Ci sono dei piccoli episodi nella vita di un uomo che da soli racchiudono il significato di un’intera esistenza.

Essi sono istantanei ma duraturi nel tempo e nella memoria. Ed è così che anno-dopo-anno il ricordo non scolori in un’agiografia del Destino con le sembianze di una vera e propria rivoluzione. Uno shake-raggio antropologico che fa cantare la cultura muscolo-a-muscolo poiché da che mondo è mondo le rivoluzioni sono fonte di eterna giovinezza.

Già…la giovinezza. Colei che a poco poco ci saluta portandosi via gran parte dei nostri sogni adolescenziali. Sogni che ti rendi conto siano vittime di un vero e proprio obbrobrio del domicilio dei desideri. Sogni che hai accarezzato da così vicino fin tanto da farli svanire. Sogni, che pertanto, dovevano rimanere tali per poter continuare ad emozionare…

Già lo scrissi sul blog quanto non sia infrequente, nella vita, imbattersi in qualcosa di troppo bello per esser destinato a sé. Un qualcosa che assapori per aver menzione di cosa sia la felicità e poi sembra ti venga portato via.
Ma è qui che subentra il quovadis anabatico, Colui che ci insegna, con poche sillabe e per lo più scorbutiche, che l’epitome del successo si cristallizza nella costanza del viver sereni più che nel fugace surrogato della felicità.
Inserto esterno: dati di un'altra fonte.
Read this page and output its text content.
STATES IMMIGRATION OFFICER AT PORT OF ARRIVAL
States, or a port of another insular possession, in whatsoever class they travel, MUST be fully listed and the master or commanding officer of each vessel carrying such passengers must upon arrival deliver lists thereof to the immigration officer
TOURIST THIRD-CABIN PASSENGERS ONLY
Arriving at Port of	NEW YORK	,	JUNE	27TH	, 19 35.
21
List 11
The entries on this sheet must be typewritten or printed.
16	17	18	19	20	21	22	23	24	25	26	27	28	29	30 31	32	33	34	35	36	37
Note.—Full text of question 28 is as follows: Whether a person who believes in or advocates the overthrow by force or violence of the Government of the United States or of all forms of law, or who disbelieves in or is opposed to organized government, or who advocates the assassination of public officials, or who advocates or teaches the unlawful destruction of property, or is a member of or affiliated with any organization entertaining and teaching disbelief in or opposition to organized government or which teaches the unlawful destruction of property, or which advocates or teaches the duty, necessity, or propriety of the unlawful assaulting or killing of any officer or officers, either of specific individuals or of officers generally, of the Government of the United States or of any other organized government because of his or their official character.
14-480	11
Ed allora, quello che ai più (disattenti) appare come una tua abiura, diviene agli occhi dei meno (ovverosia gli attenti) l’editto che tornisce in un’alta definizione la tua figura: un bagliore che riflette l’istinto da dominatore e l’indole eterna da capitano pur anco senza i gradi…

Ergo, anche se la vita non passa lo zucchero a velo, sai dove (ri)trovarlo!